Let's see what predictions that makes for common distances.

In [15]:
import numpy as np
distances = np.array([1, 2, 3, 4, 6, 8, 13.1, 26.2])
# Reshape to be a column.
X_pred = distances.reshape((len(distances), 1))
y_pred = lr.predict(X_pred)
pd.DataFrame({'Distance (mi)': distances, 'Avg Pace (min/mi)': y_pred})



Unnamed: 0,Distance (mi),Avg Pace (min/mi)
0,1.0,7.664571
1,2.0,7.777239
2,3.0,7.889908
3,4.0,8.002576
4,6.0,8.227912
5,8.0,8.453249
6,13.1,9.027857
7,26.2,10.503811


These predictions are pretty good for the 3-4 mile range, but my long run times have been a lot less than 9 min/mi.

In [16]:
data.loc[data['Distance (mi)'] >= 10, ['Distance (mi)', 'Avg Pace (min/mi)']]

Unnamed: 0,Distance (mi),Avg Pace (min/mi)
23,10.3513,8.73628
89,13.0552,7.74282
97,10.0508,8.42828
99,10.277,8.94037
217,10.2975,8.39976
523,13.1995,7.38536
584,13.3893,7.16739
601,10.0,7.89167


Maybe this model is just not very well-suited to the problem -- the data may be nonlinear.

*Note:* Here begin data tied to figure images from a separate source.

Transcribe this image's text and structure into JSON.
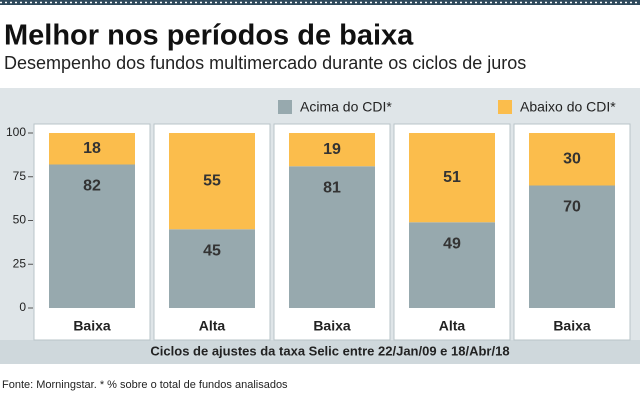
{
  "chart_data": {
    "type": "stacked_bar",
    "title": "Melhor nos períodos de baixa",
    "subtitle": "Desempenho dos fundos multimercado durante os ciclos de juros",
    "categories": [
      "Baixa",
      "Alta",
      "Baixa",
      "Alta",
      "Baixa"
    ],
    "series": [
      {
        "name": "Acima do CDI*",
        "color": "#97a9ae",
        "values": [
          82,
          45,
          81,
          49,
          70
        ]
      },
      {
        "name": "Abaixo do CDI*",
        "color": "#fbbd4c",
        "values": [
          18,
          55,
          19,
          51,
          30
        ]
      }
    ],
    "ylim": [
      0,
      100
    ],
    "yticks": [
      0,
      25,
      50,
      75,
      100
    ],
    "xlabel": "Ciclos de ajustes da taxa Selic entre  22/Jan/09 e 18/Abr/18",
    "note": "Fonte: Morningstar. * % sobre o total de fundos analisados"
  }
}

We can check the R-squared.

In [17]:
lr.score(X, y)

0.04891765474915255

That .... is terrible?

We can overlay a line on our data to see how bad the fit really is visually.

In [18]:
# To draw a line, we need two coordinates to connect.
x_line = np.array([0, 20]).reshape((2, 1))
y_line = lr.predict(x_line)
line_df = pd.DataFrame({'x': x_line.flatten(), 'y': y_line})

line_chart = alt.Chart(line_df).mark_line().encode(
    x='x',
    y='y'
)
line_chart + run_chart



It looks okay, but probably not all that much better than just predicting every run will be the average pace (so a flat, horizontal line).

In [19]:
rule = alt.Chart(data).mark_rule(color='red').encode(
    y='mean(Avg Pace (min/mi)):Q'
)
rule + run_chart

What have we learned?
Distance and speed are surprisingly unrelated for me.